Is there a way of doing this with comprehensions or broadcasting (or any more performant method)?
CodePudding user response:
At first, I guess you have mistakes in writing the final results; for example, you wrote 7
for the number of total tokens in the first element of the sentences
while it should be 6
actually.
You can follow such a procedure, fully vectorized:
julia> sentences = [ ["Julia", "is", "1000x", "faster", "than", "Python!"],
["Julia", "reads", "beautiful!"],
["Python", "has", "600", "times", "more", "libraries"]
];
julia> function check_all_letter(str::String)
all(isletter, str)
end
check_all_letter (generic function with 1 method)
julia> all_letters = map(x->filter(y->check_all_letter.(y), x), sentences)
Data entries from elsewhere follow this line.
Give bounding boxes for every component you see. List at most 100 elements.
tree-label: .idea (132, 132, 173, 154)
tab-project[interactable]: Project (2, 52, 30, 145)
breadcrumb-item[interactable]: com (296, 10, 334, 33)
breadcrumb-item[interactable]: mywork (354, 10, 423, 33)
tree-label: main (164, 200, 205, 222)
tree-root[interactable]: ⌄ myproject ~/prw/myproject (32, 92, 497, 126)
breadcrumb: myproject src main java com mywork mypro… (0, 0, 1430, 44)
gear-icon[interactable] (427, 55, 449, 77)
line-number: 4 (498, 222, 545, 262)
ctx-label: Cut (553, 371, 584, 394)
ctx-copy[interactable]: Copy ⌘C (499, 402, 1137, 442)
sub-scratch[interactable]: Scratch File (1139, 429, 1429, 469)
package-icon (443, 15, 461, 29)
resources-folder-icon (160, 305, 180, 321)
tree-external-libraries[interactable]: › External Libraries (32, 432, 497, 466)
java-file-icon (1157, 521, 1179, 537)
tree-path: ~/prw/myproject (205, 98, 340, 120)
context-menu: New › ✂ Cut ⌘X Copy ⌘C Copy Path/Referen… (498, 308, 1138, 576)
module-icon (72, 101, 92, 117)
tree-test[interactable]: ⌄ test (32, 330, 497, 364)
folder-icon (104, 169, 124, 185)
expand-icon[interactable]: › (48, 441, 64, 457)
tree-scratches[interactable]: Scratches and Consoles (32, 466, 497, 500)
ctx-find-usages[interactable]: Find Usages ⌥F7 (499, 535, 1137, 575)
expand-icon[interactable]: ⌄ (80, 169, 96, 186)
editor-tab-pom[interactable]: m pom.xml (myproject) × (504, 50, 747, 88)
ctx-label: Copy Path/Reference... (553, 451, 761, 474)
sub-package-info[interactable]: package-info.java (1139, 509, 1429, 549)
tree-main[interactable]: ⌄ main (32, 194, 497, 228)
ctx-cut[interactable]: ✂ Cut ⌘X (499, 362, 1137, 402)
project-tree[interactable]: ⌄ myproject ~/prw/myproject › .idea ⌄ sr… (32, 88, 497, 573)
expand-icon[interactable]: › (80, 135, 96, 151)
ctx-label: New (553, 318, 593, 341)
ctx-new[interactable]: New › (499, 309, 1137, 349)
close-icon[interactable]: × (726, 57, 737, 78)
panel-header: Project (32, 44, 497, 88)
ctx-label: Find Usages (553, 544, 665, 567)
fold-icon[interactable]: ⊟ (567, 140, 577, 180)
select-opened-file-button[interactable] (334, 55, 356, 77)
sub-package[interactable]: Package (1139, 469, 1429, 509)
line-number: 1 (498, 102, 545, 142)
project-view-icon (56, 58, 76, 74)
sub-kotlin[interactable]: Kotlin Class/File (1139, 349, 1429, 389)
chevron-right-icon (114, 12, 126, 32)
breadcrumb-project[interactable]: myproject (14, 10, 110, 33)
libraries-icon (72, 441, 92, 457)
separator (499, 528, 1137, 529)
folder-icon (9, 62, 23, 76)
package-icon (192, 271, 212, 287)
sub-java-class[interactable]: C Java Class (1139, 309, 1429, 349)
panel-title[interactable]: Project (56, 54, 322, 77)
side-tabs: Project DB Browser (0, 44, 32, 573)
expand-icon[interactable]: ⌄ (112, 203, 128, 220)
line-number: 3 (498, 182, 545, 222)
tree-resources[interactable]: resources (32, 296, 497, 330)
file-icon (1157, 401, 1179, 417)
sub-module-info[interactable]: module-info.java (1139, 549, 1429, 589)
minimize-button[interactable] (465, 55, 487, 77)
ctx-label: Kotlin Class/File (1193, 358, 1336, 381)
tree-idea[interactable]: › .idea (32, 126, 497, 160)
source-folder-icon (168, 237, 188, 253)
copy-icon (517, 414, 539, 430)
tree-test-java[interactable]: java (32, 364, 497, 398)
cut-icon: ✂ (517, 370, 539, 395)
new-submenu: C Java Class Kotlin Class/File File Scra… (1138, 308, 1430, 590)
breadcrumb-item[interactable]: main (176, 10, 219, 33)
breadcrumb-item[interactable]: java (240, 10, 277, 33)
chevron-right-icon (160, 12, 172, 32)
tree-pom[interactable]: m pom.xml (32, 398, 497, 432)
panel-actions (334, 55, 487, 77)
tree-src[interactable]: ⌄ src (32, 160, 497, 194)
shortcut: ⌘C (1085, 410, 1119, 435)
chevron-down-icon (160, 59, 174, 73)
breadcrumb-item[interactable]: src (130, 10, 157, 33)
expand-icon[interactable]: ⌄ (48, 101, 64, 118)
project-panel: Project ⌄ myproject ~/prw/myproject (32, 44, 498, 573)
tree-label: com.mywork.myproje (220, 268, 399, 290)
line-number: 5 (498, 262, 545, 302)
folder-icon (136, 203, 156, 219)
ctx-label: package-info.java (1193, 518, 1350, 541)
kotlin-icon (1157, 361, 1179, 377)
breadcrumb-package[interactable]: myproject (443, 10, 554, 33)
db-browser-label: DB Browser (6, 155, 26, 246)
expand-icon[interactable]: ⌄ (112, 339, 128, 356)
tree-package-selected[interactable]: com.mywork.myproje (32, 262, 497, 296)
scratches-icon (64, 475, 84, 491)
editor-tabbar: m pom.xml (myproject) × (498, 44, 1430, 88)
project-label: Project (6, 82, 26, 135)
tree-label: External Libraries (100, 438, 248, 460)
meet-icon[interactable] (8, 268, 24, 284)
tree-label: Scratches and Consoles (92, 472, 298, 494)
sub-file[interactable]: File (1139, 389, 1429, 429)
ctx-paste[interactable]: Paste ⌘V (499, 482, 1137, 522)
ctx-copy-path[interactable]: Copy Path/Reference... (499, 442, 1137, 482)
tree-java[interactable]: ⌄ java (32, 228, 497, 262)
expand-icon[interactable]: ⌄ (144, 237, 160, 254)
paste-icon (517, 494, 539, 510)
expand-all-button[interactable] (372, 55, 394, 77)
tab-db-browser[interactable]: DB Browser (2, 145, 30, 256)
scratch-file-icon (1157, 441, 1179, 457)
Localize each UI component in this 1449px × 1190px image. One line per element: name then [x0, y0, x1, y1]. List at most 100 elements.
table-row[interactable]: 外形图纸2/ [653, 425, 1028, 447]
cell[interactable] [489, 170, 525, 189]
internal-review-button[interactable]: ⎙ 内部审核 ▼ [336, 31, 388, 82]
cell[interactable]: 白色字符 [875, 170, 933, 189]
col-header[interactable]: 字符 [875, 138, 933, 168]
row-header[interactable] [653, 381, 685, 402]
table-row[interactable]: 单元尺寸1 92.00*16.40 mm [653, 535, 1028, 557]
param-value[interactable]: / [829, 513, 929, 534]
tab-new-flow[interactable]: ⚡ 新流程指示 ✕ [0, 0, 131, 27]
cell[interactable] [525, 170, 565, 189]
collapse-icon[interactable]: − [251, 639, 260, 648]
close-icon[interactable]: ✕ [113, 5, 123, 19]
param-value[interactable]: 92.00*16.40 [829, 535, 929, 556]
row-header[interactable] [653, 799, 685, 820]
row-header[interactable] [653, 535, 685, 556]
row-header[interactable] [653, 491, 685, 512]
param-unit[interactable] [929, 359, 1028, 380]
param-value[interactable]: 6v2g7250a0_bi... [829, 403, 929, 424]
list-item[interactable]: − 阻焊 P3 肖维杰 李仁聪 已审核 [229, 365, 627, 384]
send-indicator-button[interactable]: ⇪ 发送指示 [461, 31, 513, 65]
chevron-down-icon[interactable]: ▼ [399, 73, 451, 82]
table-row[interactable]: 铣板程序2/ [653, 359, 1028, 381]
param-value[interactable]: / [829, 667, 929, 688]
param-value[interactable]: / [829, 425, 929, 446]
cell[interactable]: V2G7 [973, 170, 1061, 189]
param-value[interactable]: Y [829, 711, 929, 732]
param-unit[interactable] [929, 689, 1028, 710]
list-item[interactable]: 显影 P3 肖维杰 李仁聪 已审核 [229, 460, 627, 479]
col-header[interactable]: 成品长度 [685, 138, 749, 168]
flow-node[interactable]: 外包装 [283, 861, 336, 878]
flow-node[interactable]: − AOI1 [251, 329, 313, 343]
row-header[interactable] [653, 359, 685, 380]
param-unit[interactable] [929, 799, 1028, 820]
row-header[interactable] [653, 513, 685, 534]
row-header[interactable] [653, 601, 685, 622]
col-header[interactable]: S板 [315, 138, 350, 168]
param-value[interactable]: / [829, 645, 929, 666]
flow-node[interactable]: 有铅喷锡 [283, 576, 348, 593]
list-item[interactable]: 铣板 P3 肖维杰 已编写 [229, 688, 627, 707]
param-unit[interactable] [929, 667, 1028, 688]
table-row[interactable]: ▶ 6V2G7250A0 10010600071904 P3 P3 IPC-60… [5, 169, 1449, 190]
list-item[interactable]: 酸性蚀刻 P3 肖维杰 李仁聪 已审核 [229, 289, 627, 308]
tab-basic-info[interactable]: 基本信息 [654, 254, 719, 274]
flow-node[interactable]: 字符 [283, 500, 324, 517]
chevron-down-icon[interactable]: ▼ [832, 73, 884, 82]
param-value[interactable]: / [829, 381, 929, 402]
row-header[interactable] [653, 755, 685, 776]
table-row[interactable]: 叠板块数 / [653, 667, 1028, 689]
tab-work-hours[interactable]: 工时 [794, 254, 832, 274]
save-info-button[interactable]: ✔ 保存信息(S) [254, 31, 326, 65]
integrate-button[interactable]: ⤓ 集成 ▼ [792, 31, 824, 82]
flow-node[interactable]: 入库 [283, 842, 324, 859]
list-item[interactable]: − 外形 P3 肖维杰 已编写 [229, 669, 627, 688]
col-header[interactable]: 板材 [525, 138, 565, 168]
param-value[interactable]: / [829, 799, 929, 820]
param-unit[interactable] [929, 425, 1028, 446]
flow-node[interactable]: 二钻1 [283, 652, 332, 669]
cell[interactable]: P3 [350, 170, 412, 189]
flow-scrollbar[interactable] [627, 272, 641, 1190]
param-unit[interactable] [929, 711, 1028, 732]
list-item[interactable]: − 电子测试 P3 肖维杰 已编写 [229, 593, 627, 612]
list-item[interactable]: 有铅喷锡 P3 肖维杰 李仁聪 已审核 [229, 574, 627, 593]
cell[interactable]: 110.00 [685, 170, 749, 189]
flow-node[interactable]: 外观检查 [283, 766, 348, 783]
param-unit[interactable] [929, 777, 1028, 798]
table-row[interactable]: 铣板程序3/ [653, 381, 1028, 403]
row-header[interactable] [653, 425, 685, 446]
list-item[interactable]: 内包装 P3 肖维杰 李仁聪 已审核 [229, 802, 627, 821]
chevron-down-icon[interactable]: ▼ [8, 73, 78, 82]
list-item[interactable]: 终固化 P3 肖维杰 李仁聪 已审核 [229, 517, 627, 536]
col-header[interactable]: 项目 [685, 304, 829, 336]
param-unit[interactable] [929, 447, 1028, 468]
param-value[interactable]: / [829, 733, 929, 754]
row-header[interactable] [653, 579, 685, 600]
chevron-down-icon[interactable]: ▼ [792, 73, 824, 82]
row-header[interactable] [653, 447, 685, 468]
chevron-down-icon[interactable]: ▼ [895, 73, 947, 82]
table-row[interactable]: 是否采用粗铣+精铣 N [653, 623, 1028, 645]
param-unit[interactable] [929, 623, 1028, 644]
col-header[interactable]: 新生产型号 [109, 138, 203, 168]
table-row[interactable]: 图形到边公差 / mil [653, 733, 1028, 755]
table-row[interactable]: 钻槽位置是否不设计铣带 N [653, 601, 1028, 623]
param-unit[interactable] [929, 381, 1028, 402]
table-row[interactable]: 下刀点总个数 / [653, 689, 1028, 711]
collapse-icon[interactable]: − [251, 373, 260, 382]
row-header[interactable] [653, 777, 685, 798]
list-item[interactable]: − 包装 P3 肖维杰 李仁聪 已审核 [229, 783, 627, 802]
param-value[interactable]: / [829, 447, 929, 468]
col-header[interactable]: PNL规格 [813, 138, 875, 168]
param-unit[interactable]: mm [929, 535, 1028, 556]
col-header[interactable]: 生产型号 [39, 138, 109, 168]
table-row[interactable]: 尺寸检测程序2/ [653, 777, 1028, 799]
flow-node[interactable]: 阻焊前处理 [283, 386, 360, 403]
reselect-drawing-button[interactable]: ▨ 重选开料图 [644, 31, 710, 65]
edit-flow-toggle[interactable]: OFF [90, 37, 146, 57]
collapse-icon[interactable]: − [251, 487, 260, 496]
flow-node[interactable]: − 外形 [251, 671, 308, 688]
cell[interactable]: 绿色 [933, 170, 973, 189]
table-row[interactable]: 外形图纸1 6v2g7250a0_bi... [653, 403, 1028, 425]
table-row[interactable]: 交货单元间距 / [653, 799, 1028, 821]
3-element Vector{Vector{String}}:
["Julia", "is", "faster", "than"]
["Julia", "reads"]
["Python", "has", "times", "more", "libraries"]
julia> length.(a)
3-element Vector{Int64}:
4
2
5
I can make a similar procedure for number_of_long_words
and total_tokens
. Wrapping all of it in a function, I'll have:
julia> function arbitrary_name(vec::Vector{Vector{String}})
all_letters = map(x->filter(y->check_all_letter.(y), x), sentences)
long_words = map(x->filter(y->length.(y).>2, x), sentences)
total_tokens = length.(sentences)
return collect(zip( length.(all_letters),
length.(long_words),
total_tokens
)
)
end
arbitrary_name (generic function with 1 methods)
julia> arbitrary_name(sentences)
3-element Vector{Tuple{Int64, Int64, Int64}}:
(4, 5, 6)
(2, 3, 3)
(5, 6, 6)
Additional explanation
When I write something like length.(y).>2
, In fact, I'm trying to kinda chain some julia functions through vectorization. Consider this example to fully understand what is happening through length.(y).>2
:
julia> vec = ["foo", "bar", "baz"];
julia> lengths = length.(vec)
3-element Vector{Int64}:
3
3
3
julia> more_than_two = lengths .> 2
3-element BitVector:
1
1
1
# This is exactly equal to this:
julia> length.(vec).>2
3-element BitVector:
1
1
1
# Or
julia> vec .|> length .|> x->~isless(x, 2)
3-element BitVector:
1
1
1
I hope this help @fandak